Question

The normal pH range for blood plasma is 7.35-7.45. Under these conditions, would you expect the carboxyl group of lactic acid \(\left(\mathrm{p} K_{\mathrm{a}} 3.08\right)\) to exist primarily as a carboxyl group or as a carboxylic anion? Explain.

Short answer

Answer: In the normal pH range for blood plasma, the carboxyl group of lactic acid primarily exists as a carboxylic anion (COO-).

Step-by-step solution

Understand the Henderson-Hasselbalch equation

The Henderson-Hasselbalch equation is used to describe the relationship between the pH, pKa, and the concentration of acidic and basic forms of a molecule. It is given by: pH = pKa + log10([A-]/[HA]) Where pH is the pH of the solution, pKa is the acid dissociation constant, [A-] is the concentration of the conjugate base, and [HA] is the concentration of the acid. In our case, HA represents the carboxyl group (COOH) and A- represents the carboxylic anion (COO-).
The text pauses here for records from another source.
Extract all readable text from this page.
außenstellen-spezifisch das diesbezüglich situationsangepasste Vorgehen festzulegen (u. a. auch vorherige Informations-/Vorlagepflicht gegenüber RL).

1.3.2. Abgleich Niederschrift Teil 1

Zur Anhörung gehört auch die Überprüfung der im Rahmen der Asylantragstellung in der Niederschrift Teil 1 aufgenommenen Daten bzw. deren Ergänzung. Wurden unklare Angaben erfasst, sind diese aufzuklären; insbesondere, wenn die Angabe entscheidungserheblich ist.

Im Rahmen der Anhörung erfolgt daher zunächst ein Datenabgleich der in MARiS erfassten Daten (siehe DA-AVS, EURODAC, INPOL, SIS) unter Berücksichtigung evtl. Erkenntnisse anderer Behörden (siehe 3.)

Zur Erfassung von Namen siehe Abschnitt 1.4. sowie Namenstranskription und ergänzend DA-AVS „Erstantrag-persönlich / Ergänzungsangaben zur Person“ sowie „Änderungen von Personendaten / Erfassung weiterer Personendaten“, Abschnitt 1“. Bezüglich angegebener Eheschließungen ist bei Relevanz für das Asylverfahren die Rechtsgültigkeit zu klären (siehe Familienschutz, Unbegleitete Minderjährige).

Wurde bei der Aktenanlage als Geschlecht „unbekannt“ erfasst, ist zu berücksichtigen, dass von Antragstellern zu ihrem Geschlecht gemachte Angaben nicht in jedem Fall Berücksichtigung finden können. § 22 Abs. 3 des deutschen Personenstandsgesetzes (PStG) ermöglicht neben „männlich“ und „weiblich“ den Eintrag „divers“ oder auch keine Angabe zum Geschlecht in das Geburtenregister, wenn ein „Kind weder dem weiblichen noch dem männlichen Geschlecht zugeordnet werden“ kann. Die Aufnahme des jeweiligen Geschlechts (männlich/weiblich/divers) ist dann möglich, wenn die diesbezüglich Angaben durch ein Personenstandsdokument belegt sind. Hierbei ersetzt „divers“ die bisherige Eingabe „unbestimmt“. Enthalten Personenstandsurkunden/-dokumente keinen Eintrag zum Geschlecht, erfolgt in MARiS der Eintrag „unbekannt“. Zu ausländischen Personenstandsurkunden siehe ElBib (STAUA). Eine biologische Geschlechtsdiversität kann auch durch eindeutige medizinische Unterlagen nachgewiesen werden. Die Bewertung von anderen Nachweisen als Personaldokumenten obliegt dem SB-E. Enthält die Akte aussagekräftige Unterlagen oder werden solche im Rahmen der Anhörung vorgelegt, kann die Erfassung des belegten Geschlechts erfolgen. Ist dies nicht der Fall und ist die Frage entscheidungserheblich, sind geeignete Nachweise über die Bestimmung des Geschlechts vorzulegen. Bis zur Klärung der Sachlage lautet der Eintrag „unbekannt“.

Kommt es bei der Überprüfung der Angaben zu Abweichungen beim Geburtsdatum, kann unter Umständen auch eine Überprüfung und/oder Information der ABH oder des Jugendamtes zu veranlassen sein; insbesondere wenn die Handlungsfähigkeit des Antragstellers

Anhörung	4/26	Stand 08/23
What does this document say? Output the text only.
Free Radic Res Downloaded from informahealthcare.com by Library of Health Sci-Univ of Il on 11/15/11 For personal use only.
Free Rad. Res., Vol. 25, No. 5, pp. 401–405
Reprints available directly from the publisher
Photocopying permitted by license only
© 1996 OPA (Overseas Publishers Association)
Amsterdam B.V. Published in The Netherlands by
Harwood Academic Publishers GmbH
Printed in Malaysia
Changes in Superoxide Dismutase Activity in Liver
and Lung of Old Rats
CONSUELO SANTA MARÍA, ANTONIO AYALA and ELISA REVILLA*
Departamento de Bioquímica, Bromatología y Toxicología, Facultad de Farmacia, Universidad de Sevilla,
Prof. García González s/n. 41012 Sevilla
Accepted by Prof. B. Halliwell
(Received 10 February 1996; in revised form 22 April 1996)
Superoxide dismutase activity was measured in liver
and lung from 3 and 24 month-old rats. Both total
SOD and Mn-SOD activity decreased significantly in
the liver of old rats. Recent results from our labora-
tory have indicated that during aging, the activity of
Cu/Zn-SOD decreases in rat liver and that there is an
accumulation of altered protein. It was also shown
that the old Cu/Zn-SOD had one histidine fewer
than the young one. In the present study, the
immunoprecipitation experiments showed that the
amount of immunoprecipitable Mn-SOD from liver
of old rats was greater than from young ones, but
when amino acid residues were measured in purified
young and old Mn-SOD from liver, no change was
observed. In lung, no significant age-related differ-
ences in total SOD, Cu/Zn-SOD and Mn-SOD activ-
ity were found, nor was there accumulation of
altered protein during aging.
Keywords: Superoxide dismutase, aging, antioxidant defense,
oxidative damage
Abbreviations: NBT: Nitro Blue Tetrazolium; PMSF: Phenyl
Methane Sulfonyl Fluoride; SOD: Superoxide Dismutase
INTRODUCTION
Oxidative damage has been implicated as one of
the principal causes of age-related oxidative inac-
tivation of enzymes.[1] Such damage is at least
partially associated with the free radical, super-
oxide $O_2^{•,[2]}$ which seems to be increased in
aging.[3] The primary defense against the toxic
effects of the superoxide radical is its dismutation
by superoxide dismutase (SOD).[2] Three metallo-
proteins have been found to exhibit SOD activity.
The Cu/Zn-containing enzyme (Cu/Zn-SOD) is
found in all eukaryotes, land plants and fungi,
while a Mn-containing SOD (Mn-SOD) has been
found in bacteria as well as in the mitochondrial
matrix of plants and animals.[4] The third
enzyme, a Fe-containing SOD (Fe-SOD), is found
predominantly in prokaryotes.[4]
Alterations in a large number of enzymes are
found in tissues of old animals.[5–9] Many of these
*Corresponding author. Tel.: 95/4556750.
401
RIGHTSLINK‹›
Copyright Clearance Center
Calculate the pH - pKa value

We need to determine the difference between the pH value and pKa value to understand the dominating form of the carboxyl group. To simplify the calculation, we will consider the average pH value of the blood plasma, which is (7.35+7.45)/2 = 7.4. The difference is: Difference = pH - pKa = 7.4 - 3.08 = 4.32

Evaluate the pH - pKa difference

The pH - pKa difference is 4.32, which is greater than 0. According to the Henderson-Hasselbalch equation, if pH > pKa, then log10([A-]/[HA]) > 0, which means the concentration of the carboxylic anion ([A-], or COO-) is higher than the concentration of the carboxyl group ([HA], or COOH). When blood plasma has a pH of 7.4, the carboxyl group of lactic acid will primarily exist as the carboxylic anion (COO-) rather than the undissociated carboxyl group (COOH).